Most families are constrained to July and early August, but for those with the freedom to go at other times, there is a lot of opportunity to have a great vacation at an affordable price! We also know that vacationrentalslbi.com also operates sites for Wildwood, North Wildwood, Wildwood Crest and Diamond Beach, so it our scraper would probably work the same for all of those. Now that we have the code, we can parse listings whenever considering a vacation at the Jersey Shore.

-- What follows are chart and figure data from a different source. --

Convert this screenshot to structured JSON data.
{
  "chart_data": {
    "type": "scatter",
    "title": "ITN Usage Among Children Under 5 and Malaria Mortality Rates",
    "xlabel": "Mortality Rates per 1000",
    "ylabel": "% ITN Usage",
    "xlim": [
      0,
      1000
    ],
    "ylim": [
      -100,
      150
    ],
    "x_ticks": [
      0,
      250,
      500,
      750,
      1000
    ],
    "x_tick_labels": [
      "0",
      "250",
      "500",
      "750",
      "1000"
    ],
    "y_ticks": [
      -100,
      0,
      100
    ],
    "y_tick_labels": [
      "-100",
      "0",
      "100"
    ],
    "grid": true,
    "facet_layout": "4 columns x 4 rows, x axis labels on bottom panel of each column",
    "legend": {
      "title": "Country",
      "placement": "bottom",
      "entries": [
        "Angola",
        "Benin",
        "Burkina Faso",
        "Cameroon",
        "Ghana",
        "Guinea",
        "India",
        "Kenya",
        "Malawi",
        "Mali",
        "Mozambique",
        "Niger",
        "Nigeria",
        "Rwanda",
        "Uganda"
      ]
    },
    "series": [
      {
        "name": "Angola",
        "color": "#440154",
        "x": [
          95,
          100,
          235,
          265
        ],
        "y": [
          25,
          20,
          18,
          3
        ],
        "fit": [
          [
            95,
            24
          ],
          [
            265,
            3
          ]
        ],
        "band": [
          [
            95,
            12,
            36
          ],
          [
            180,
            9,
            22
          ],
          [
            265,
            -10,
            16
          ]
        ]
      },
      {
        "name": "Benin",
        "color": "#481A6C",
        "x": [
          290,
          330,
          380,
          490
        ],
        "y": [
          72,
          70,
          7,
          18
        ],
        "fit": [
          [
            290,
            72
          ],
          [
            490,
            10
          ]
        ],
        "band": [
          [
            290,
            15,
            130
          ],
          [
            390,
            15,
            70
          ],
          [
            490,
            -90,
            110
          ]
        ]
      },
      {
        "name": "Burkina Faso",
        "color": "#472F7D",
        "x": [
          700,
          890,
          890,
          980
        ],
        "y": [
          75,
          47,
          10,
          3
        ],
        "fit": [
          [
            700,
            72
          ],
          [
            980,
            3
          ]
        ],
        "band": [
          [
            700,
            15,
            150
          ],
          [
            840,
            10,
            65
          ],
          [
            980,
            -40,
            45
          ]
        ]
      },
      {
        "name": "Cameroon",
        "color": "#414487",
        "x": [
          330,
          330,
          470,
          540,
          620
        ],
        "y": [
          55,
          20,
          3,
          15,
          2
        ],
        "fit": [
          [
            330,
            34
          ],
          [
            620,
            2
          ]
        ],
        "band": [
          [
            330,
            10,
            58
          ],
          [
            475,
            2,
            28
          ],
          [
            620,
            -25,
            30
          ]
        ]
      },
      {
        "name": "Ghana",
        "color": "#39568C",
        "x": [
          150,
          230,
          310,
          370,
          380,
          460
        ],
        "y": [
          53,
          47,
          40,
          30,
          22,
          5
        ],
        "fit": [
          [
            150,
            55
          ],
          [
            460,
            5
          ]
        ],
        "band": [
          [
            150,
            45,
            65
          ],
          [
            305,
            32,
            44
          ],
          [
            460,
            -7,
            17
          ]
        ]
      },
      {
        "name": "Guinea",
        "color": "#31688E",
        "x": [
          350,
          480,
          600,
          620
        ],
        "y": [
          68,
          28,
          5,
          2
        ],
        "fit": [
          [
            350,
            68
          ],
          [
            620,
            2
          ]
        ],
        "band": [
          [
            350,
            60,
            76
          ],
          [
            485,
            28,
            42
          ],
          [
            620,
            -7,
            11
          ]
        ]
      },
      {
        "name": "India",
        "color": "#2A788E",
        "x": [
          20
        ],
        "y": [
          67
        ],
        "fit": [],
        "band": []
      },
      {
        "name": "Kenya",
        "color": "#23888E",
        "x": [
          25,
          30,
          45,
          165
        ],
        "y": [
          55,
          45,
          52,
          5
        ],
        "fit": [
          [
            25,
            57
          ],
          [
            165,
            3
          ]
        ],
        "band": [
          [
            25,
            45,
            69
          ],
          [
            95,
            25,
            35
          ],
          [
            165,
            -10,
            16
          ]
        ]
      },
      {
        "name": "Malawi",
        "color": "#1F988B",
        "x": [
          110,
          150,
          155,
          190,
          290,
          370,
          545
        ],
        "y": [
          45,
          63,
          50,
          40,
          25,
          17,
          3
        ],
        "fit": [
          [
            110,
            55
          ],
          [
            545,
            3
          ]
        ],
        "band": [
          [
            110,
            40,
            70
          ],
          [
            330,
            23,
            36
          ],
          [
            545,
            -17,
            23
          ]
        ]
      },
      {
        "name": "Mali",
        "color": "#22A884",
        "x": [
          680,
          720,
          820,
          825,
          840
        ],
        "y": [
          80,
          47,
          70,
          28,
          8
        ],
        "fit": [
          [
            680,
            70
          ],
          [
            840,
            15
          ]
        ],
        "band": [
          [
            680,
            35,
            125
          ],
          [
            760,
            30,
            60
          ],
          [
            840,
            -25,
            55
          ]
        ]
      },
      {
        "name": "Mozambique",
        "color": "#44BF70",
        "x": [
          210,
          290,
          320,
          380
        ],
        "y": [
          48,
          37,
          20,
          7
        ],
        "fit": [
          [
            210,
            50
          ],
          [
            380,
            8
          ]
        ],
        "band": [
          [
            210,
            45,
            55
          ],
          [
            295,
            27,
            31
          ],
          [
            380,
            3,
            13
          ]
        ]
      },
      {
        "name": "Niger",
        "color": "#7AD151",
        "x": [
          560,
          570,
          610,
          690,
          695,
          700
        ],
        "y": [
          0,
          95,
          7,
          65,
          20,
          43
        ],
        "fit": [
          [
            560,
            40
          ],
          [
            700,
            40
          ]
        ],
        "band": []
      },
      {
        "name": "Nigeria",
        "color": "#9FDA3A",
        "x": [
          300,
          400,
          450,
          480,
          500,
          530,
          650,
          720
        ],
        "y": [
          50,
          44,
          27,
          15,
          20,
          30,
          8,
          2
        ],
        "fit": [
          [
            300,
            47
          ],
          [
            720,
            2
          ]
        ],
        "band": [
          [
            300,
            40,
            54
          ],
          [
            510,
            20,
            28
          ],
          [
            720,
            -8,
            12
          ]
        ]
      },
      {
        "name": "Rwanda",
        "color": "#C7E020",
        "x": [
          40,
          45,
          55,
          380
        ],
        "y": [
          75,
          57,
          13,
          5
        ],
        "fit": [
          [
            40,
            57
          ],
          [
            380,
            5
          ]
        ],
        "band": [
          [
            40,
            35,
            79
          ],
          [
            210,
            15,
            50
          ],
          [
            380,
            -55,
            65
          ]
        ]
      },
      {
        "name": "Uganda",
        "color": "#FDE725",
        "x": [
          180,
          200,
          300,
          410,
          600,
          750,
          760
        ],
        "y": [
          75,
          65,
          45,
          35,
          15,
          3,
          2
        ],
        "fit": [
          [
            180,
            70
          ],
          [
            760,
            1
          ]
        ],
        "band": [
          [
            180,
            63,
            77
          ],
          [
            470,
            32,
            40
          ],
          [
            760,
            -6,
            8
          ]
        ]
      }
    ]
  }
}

We will be learning NLP with Python next week, so a follow up might be made to try to find attributes from the “description” tag from our dictionary. We may also do a future post on how to schedule automatic weekly scraping, then storing parsed data to a database for each property. The field of analytics is still in its early stages, and there is much discussion about which tools will be necessary and will survive the test of time. Redwall continues to believe that the time is now to become data literate and to learn scripting languages like Python and R because they offer access to information which just wouldn’t be available using higher level tools like Excel, Tableau or Power BI.